Жить ой. Но да.
Название: Еще один шанс
Фэндом: Trinity Blood
Персонажи: Милка Фортуна
Рейтинг: PG
Категория: ангст, размышлизмы
Тема: 10 Колесо Фортуны
Размер: 828 слов
Предупреждения: ООС, фанон на фаноне и фаноном погоняет. Румелия – район Византии, населенный аристократами (пруф – в романах).
Над Румелией царила ночьНад Румелией царила ночь.
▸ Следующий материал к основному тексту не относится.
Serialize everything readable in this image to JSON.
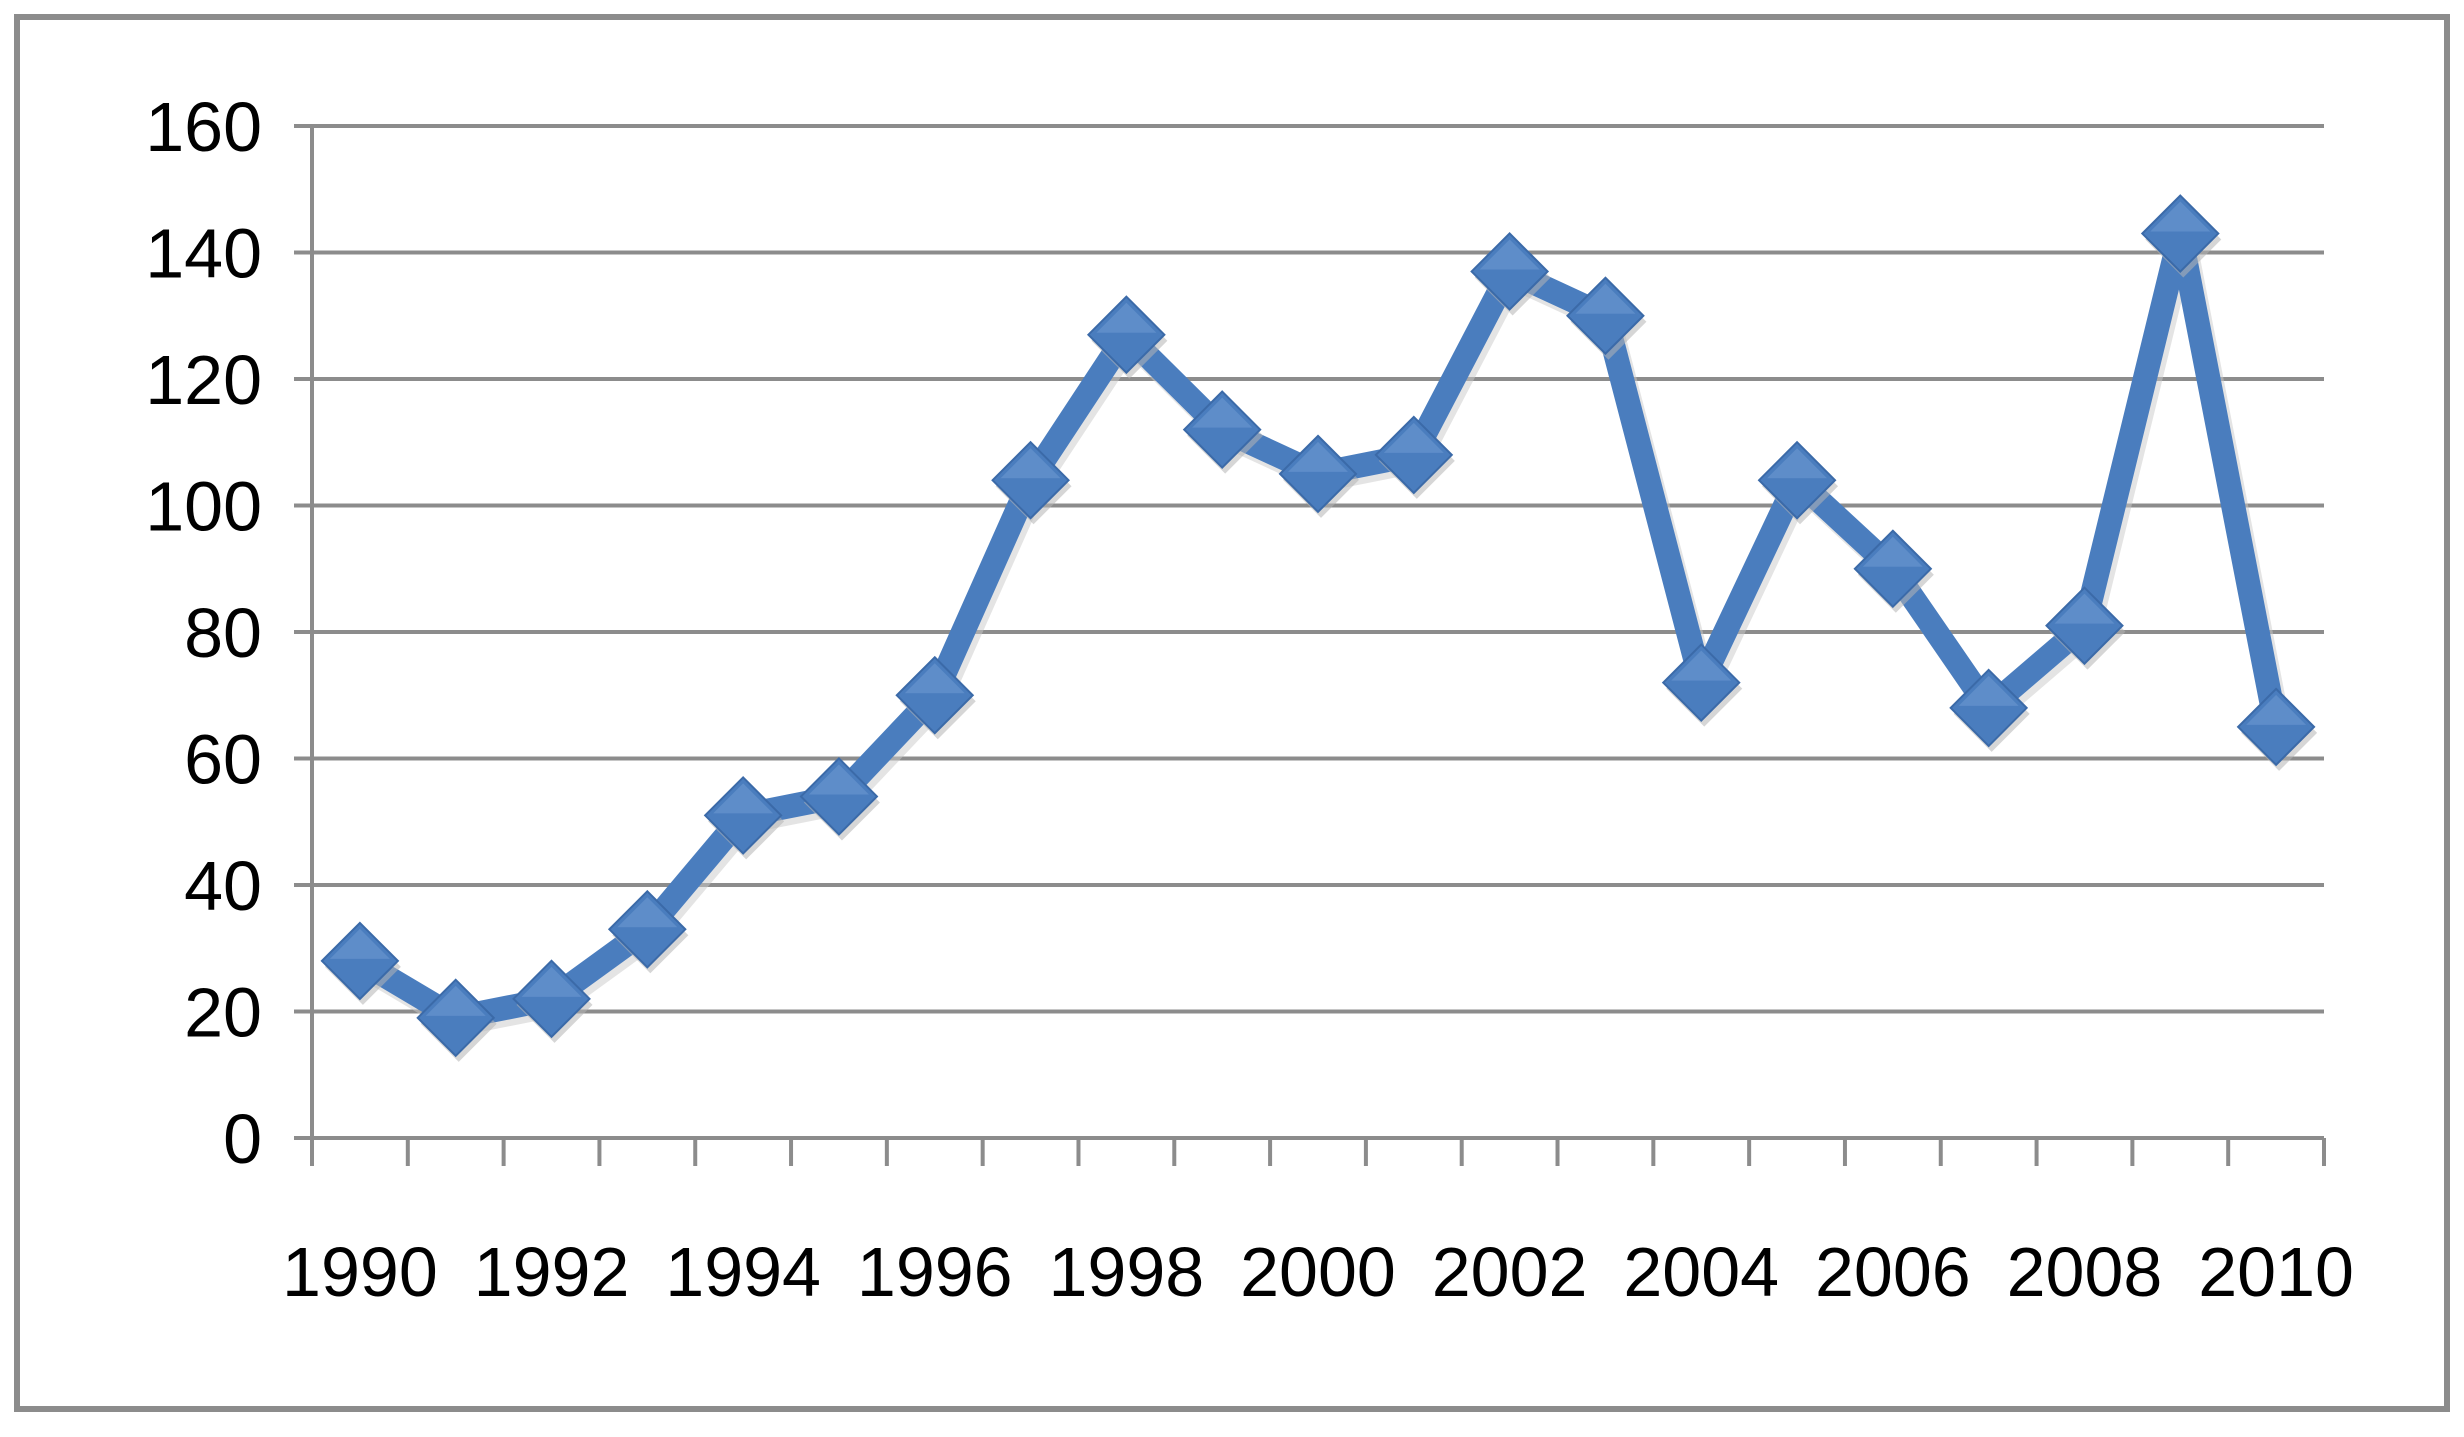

Пышные сады, в которых утопали дворцы имперских аристократов, равно как и Остров Любимых Детей, были полны цветочной сладости, разлитой в густом, приторном воздухе, который можно было пить словно нектар. Если бы погода была ветреной, с залива доносились бы острые запахи моря, но сейчас над городом, прекрасней которого не было на свете, не ощущалось ни малейшего дуновения ветерка.
С неба усмехались две бледно-желтые луны, разливая неровный свет по земле и роняя его на воду. Гладкие, словно огромное зеркало, воды Босфора были величественно недвижимы; их не тревожили ни мощные торговые корабли, хотя время стояло исключительно судоходное, ни рыбацкие лодочки. Для июля всего было слишком: тишины, безмолвия и, уж конечно, духоты. И потому аристократы Империи, совершая визиты или же просто прогуливаясь, в окружении слуг выходили на левый берег залива, жеманно обмахиваясь веерами и надеясь на то, что близ воды будет немного прохладнее.
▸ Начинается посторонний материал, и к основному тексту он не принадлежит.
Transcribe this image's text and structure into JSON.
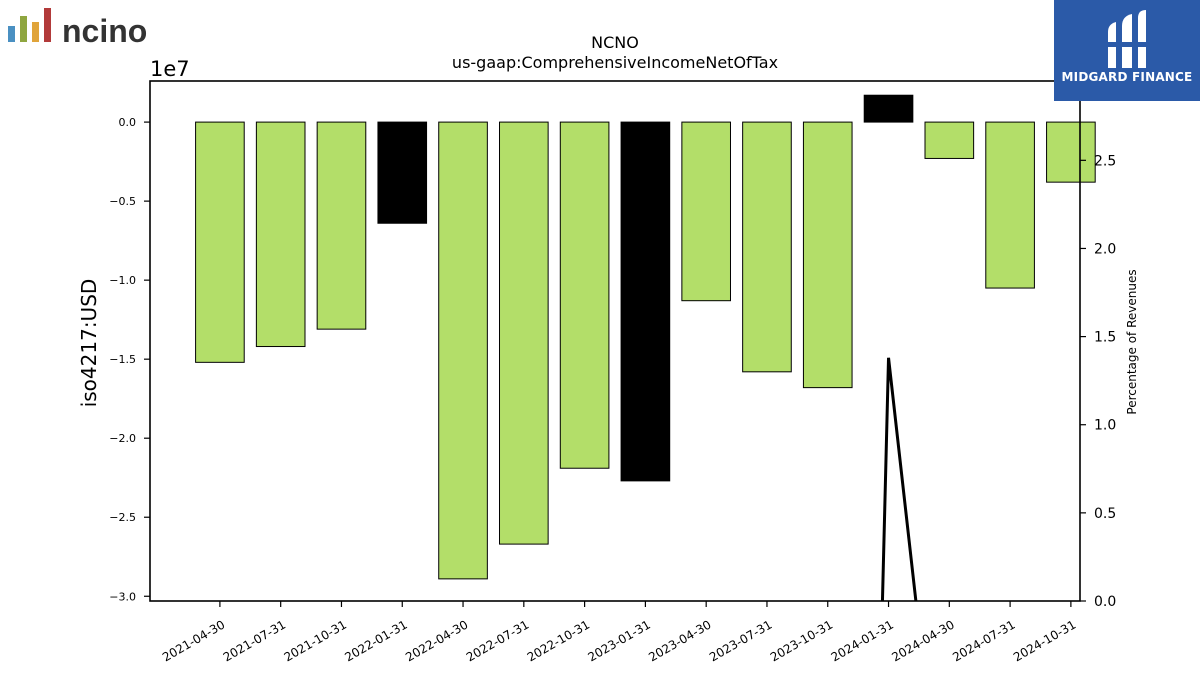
{
  "logos": {
    "left": {
      "text": "ncino"
    },
    "right": {
      "text": "MIDGARD FINANCE"
    }
  },
  "colors": {
    "bar_normal": "#b3de69",
    "bar_highlight": "#000000",
    "line": "#000000",
    "brand_panel": "#2b5aa8"
  },
  "chart_data": {
    "type": "bar",
    "title": "NCNO",
    "subtitle": "us-gaap:ComprehensiveIncomeNetOfTax",
    "ylabel": "iso4217:USD",
    "y_offset_label": "1e7",
    "ylabel_right": "Percentage of Revenues",
    "categories": [
      "2021-04-30",
      "2021-07-31",
      "2021-10-31",
      "2022-01-31",
      "2022-04-30",
      "2022-07-31",
      "2022-10-31",
      "2023-01-31",
      "2023-04-30",
      "2023-07-31",
      "2023-10-31",
      "2024-01-31",
      "2024-04-30",
      "2024-07-31",
      "2024-10-31"
    ],
    "values": [
      -15200000,
      -14200000,
      -13100000,
      -6400000,
      -28900000,
      -26700000,
      -21900000,
      -22700000,
      -11300000,
      -15800000,
      -16800000,
      1700000,
      -2300000,
      -10500000,
      -3800000
    ],
    "highlight": [
      false,
      false,
      false,
      true,
      false,
      false,
      false,
      true,
      false,
      false,
      false,
      true,
      false,
      false,
      false
    ],
    "ylim": [
      -30300000,
      2600000
    ],
    "yticks": [
      0.0,
      -0.5,
      -1.0,
      -1.5,
      -2.0,
      -2.5,
      -3.0
    ],
    "ytick_labels": [
      "0.0",
      "−0.5",
      "−1.0",
      "−1.5",
      "−2.0",
      "−2.5",
      "−3.0"
    ],
    "y2lim": [
      0,
      2.95
    ],
    "y2ticks": [
      0.0,
      0.5,
      1.0,
      1.5,
      2.0,
      2.5
    ],
    "y2tick_labels": [
      "0.0",
      "0.5",
      "1.0",
      "1.5",
      "2.0",
      "2.5"
    ],
    "line_series": {
      "name": "Percentage of Revenues",
      "x_index": [
        10.9,
        11.0,
        11.45
      ],
      "values": [
        0,
        1.38,
        0
      ]
    },
    "grid": false,
    "legend": "none"
  }
}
Ее Светлость княгиня Фортуна пребывала в своем особняке, не торопясь покидать его. Ей было не до праздного ничегонеделанья, пусть ей бы и очень хотелось в одиночестве погулять возле моря – у главы Тайного Совета Ее Величества было слишком много дел, а с недавних пор прибавилось еще одно. И еще ей очень хотелось бы верить, что оно было тем самым неотложным делом, перед которым померкли бы тяготы власть имущих и проблемы, связанные с управлением государством. Но кому, как не ей, было знать, что нет на свете заботы, которая перевесила бы верность Императрице, а значит, готовность в любую секунду отдать за нее жизнь, не говоря уже о часах сна и бодрствования?
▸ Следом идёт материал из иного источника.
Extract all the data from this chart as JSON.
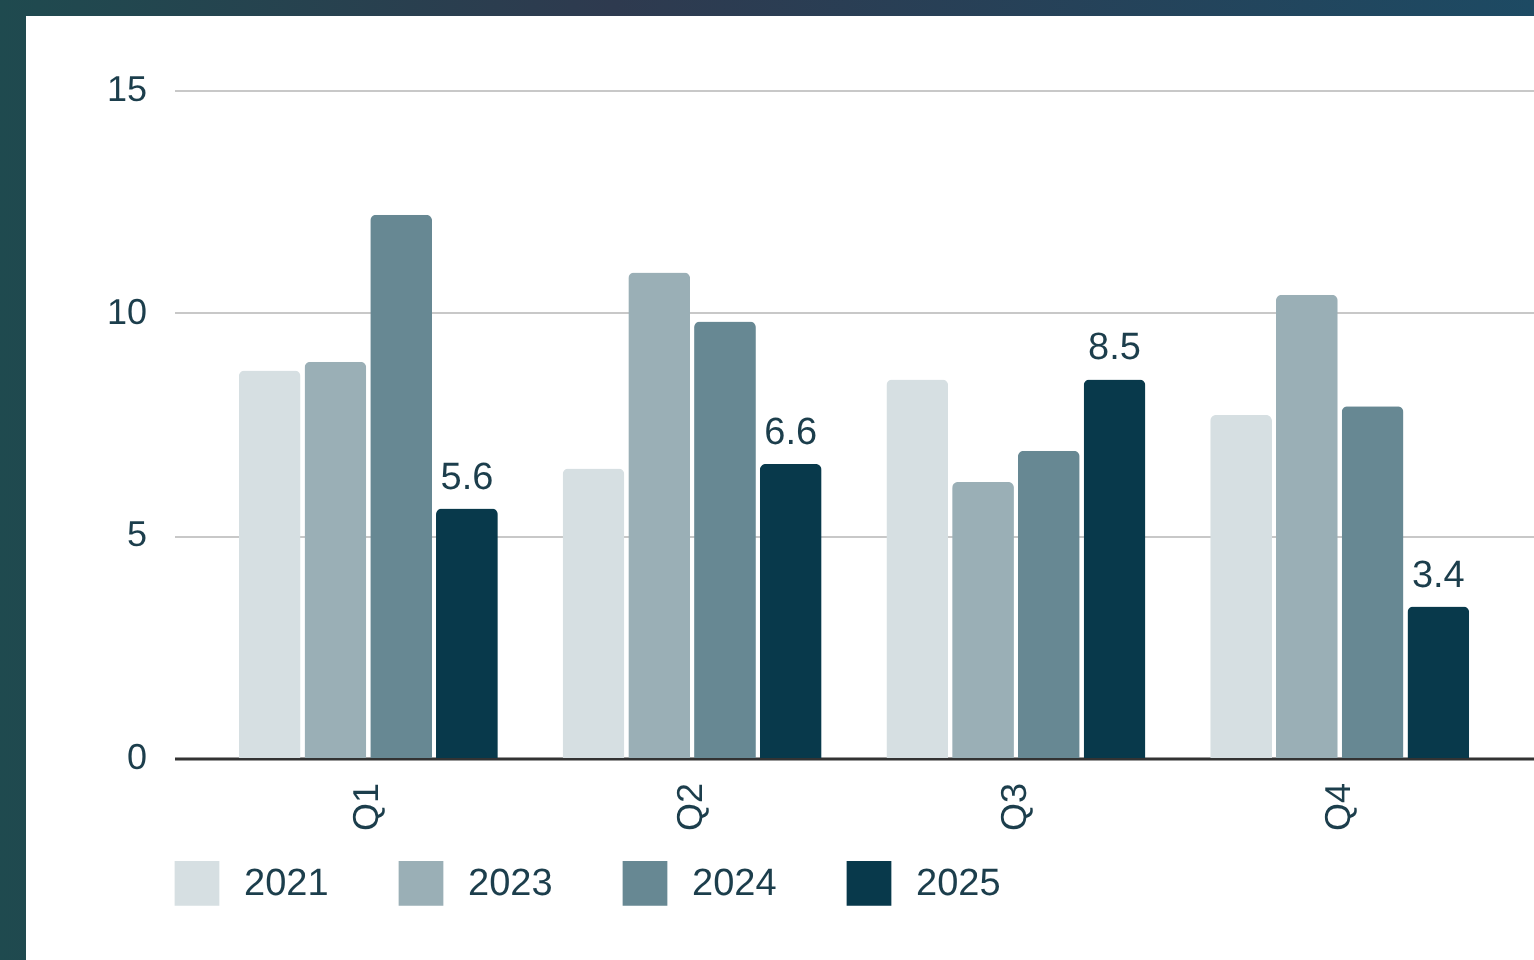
{
  "chart_data": {
    "type": "bar",
    "categories": [
      "Q1",
      "Q2",
      "Q3",
      "Q4"
    ],
    "series": [
      {
        "name": "2021",
        "color": "#d6dfe2",
        "values": [
          8.7,
          6.5,
          8.5,
          7.7
        ]
      },
      {
        "name": "2023",
        "color": "#9aafb6",
        "values": [
          8.9,
          10.9,
          6.2,
          10.4
        ]
      },
      {
        "name": "2024",
        "color": "#678893",
        "values": [
          12.2,
          9.8,
          6.9,
          7.9
        ]
      },
      {
        "name": "2025",
        "color": "#08394b",
        "values": [
          5.6,
          6.6,
          8.5,
          3.4
        ],
        "value_labels": [
          "5.6",
          "6.6",
          "8.5",
          "3.4"
        ]
      }
    ],
    "ylim": [
      0,
      15
    ],
    "yticks": [
      0,
      5,
      10,
      15
    ],
    "grid": "y",
    "legend": "bottom"
  }
}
Наверное, если бы кто-нибудь сказал красавице княгине – в первую очередь политику, а уже потом женщине! – что есть на свете нечто, способное растопить ее сугубо рациональное сердце, заставить его биться чаще, распираемое теплом, и что это нечто – чисто женская радость, она бы едва заметно усмехнулась, не поверив ни на грош. Ведь, в конце концов, ни замужество, ни рождение сына, ни сладкая в своей запретности интрига не принесли ей того счастья, которое можно было бы назвать истинно человеческим. Но сейчас… Сейчас пусть не все, но, во всяком случае, многое, было иначе.
В смежной с кабинетом комнате лежал ребенок. Милка не позволила оставить его на опеку автоматизированным горничным, тем самым отчасти пожертвовав возможностью работать спокойно, не прерываясь практически ежечасно. Но в те минуты, когда она стояла над его кроваткой и смотрела, как он ползает, смеется или просто спит, ей особенно отчетливо казалось, что это было сделано не напрасно.
Да, она любила своего сына. По-своему, не так тепло, как должна была это делать мать, но все же любила. Когда-то он тоже был таким: трогательно улыбался, хватал ее за пряди длинных белокурых волос и глядел на нее широко распахнутыми глазами. Только что-то произошло с ним потом, когда он стал медленно, но верно отдаляться от матери, превратив ее из друга едва ли не во врага. И именно потому тем страннее было княгине сейчас смотреть на своего внука, плоть от плоти ее сына, и ощущать по отношению к нему не глухую бесчувственность, порожденную предательством собственного ребенка, а любовь – ту самую, которой она недодала своему наследнику.
Маленький комочек, лежавший в кроватке, украшенной фамильным гербом семьи Фортуна, тихо сопел. На его затылке курчавились мягкие золотых волоски, губы были трогательно и невинно сомкнуты, а крохотные и такие хрупкие пальчики сжимались в кулачок. Милка тепло улыбалась, в одну из своих немногих спокойных минут стоя у кроватки и разглядывая малыша. Едва ли кто-либо видел великолепную, могущественную и расчетливую княгиню такой мягкой, но она никогда бы и не показала эту свою сторону тем, кому не следовало. Избранным пока что был лишь один – малыш, лежавший перед ней.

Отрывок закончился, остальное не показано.